The second prescriptive [of the WSC, viz. to enjoy God forever] is entirely scriptural. To redeemed human beings, glorifying God is a delight. In chapter 16, I showed how often Scripture mentions the rewards that God has promised to those who love him. Those rewards are delightful beyond our imagining, and they are a powerful motivation to obedience. In that chapter, I emphasized, that the Christian ethic is far removed from Kantian deontology, in which we do our duty for duty’s sake, with no thought of reward. Rather, in the Christian life, we seek to do God’s will for God’s rewards.
John Frame, Doctrine of the Christian Life, 304.
Here are Frame’s comments from Chapter 16:
God promises rewards to his people, and they receive those rewards when Jesus returns. That promise serves as an additional motivation (Ps. 19:11; Matt. 5:12, 46; 6:1-6; 10:41-42; Rom 14:10; 1 Cor. 3:8-15; 9:17-25; 2 Cor. 5:10; Eph. 6:7-8; Col. 3:23-25; 2 Tim. 4:8; 1 Peter 5:4; James 1:12; 2 John 8; Rev. 11:18).
I confess that I was surprised by the number of times Scripture uses rewards to motivate obedience. Like many of us, I tend toward the Kantian notion that we should simply do our duty for duty’s sake and never think about reward. But that notion is quite unbiblical. If God takes the trouble (this many times!) to urge our obedience by a promise of reward, we should embrace that promise with thanks, not despise it. That is, we should not only do good works, but we should do them for this reason.
This teaching, of course, is not salvation by works or merit. Although the word reward is used in these passages, there is no suggestion that we have earned the reward in the sense that we have paid God what the reward is worth. Jesus says that even when we have done everything commanded of us (and not one of us has done that), we have none no more than our duty (Luke 17:7-10). Indeed, in that case we are ‘unworthy’ servants. Elsewhere, Scripture represents the reward as something out of all proportion to the service rendered (Matt. 19:29; 20:1-16; 24:45-47; 25:21-30; Luke 7:36-50; 12:37).
Nevertheless, there is some sort of gradation in the rewards given to individuals. . . . The parable of the talents (Matt. 25:14-30; cf. Luke 19:11-27) provides the best argument for proportionate rewards. One cannot argue, however, that the degree of investment success ascribed to the first two servants entitles them, as a strict payment, to the master’s rewards. Rather, the master acts generously, out of the goodness of his heart. This is to say that here, as with every transaction we have with God, we deal with him as a person, not with an impersonal principle of cause and effect.

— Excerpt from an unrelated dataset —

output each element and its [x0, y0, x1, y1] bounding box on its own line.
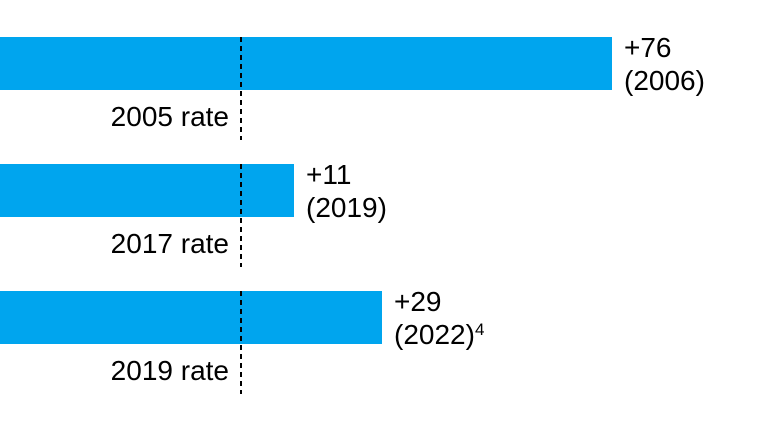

Essentially, the reward is the kingdom itself (Matt. 5:3, 10; 25:34), which comes by electing grace (Matt. 25:34; Luke 12:31-32). Good works follow, rather than precede, this gift (Luke 12:33-48). TO put it differently, the Lord himself is the inheritance of his people (Pss. 16:5; 73:24-26; Lam. 3:24). He is the inheritance of every believer. If there are differences of degree, they are differences of intimacy with the Lord himself. If some glorified saints lie closer than others to God’s heart, no one else will be jealous or angry, for the eternal kingdom excludes such emotions. Rather, the lesser members of that kingdom will rejoice t the greater blessings given to others, and those who are greatest will serve the lesser—beginning with the Lord himself [Luke 12:37] . . . . Who would not want as much intimacy as possible with such a wonderful Lord? Here is a reward that profoundly motivates holiness of heart and life.
John Frame, Doctrine of the Christian Life, 283-85.